Several airlines, mostly European carriers, are banning cloth masks, according to The Washington Post. The carriers will insist travelers wear surgical masks, KN95 or N95 masks without a valve, or FFP2 masks.
Finnair was the most recent European air carrier to ban cloth masks, while other carriers such as Lufthansa have had policies such as this in place since Feb. 1. Air France also requires surgical masks when flying.
“The filtration effectiveness of cloth masks is generally lower than that of medical masks and respirators; however, cloth masks may provide some protection if well designed and used correctly,” the Centers for Disease Control and Prevention (CDC) said last year.

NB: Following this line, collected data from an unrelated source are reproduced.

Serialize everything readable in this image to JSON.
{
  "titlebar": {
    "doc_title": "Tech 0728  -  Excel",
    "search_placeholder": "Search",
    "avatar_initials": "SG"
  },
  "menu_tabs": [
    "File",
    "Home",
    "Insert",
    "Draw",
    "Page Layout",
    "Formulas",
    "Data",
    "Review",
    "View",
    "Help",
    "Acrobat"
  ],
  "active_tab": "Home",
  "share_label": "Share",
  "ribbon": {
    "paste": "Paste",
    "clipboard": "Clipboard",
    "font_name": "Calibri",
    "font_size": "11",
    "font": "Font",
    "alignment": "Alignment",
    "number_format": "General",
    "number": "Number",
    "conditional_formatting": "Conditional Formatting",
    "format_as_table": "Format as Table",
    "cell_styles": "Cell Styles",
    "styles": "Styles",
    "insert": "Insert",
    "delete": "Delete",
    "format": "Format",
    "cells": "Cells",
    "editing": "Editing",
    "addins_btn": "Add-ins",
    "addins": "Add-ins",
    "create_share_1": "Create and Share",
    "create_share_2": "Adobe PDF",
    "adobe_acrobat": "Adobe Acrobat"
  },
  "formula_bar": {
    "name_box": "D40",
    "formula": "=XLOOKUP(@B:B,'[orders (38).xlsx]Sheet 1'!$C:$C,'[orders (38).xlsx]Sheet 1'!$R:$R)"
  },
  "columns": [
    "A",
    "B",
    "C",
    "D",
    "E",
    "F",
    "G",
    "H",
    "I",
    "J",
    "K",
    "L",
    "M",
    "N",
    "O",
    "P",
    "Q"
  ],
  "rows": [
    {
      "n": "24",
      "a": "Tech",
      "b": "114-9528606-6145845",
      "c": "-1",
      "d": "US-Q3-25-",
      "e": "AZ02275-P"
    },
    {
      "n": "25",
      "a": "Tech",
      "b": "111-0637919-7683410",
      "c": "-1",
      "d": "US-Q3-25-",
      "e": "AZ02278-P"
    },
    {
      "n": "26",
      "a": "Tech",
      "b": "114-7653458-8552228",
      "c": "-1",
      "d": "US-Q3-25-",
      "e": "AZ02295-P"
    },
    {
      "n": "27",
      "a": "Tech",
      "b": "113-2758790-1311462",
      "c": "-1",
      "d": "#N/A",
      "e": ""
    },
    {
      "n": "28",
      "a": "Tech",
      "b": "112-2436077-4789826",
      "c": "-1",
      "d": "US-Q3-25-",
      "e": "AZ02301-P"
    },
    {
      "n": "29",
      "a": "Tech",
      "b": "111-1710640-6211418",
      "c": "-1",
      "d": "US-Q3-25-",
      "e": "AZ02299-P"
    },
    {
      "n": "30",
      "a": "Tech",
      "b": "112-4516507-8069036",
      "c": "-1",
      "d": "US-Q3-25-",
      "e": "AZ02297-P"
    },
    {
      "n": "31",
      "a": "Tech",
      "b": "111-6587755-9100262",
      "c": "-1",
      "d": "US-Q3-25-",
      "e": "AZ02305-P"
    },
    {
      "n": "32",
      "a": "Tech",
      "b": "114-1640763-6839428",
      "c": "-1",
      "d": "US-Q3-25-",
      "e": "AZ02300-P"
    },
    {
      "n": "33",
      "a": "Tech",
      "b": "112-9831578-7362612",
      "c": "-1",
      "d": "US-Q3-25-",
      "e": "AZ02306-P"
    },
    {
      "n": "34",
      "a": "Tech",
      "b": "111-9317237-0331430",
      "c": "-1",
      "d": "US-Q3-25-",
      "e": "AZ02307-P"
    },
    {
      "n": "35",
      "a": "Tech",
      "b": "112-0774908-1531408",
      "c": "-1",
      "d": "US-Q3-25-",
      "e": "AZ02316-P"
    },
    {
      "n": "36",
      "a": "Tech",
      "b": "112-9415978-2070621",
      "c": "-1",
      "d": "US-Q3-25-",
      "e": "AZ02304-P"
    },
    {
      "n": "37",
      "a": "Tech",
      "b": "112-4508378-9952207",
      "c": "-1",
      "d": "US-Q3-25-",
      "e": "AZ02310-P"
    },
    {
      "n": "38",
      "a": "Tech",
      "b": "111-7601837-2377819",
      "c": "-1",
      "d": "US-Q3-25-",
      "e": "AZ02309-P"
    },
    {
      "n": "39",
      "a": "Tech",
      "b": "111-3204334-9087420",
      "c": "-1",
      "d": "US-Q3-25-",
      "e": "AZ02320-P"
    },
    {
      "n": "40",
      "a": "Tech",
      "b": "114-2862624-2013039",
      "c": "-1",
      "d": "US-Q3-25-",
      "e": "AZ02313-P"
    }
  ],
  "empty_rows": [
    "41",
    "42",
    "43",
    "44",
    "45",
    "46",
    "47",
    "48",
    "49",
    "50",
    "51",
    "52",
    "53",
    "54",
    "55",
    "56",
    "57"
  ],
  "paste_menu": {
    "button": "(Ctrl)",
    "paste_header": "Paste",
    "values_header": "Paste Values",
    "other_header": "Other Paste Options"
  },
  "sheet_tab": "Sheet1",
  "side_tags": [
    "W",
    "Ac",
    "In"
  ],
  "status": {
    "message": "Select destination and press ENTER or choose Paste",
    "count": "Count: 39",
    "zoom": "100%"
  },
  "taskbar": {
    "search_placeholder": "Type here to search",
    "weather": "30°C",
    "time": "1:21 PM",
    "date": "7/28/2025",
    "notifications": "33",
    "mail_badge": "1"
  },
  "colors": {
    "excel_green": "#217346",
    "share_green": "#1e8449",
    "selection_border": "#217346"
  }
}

American air carriers, do, however, restrict other types of face coverings. Nearly all prohibit the use of ski masks, scarves, and bandanas.
Masks are currently required in U.S. airports, airplanes, trains, buses, and on all other forms of public transportation until at least mid-January 2022, according to the Transportation Security Administration (TSA).
N95 masks were once difficult to find since they were in high-demand at the start of the pandemic, but now plenty are currently available.
KN95 masks are a cheaper alternative, as long as they “meet requirements similar to those set by CDC’s National Institute for Occupational Safety and Health (NIOSH) for respirators,” according to the CDC.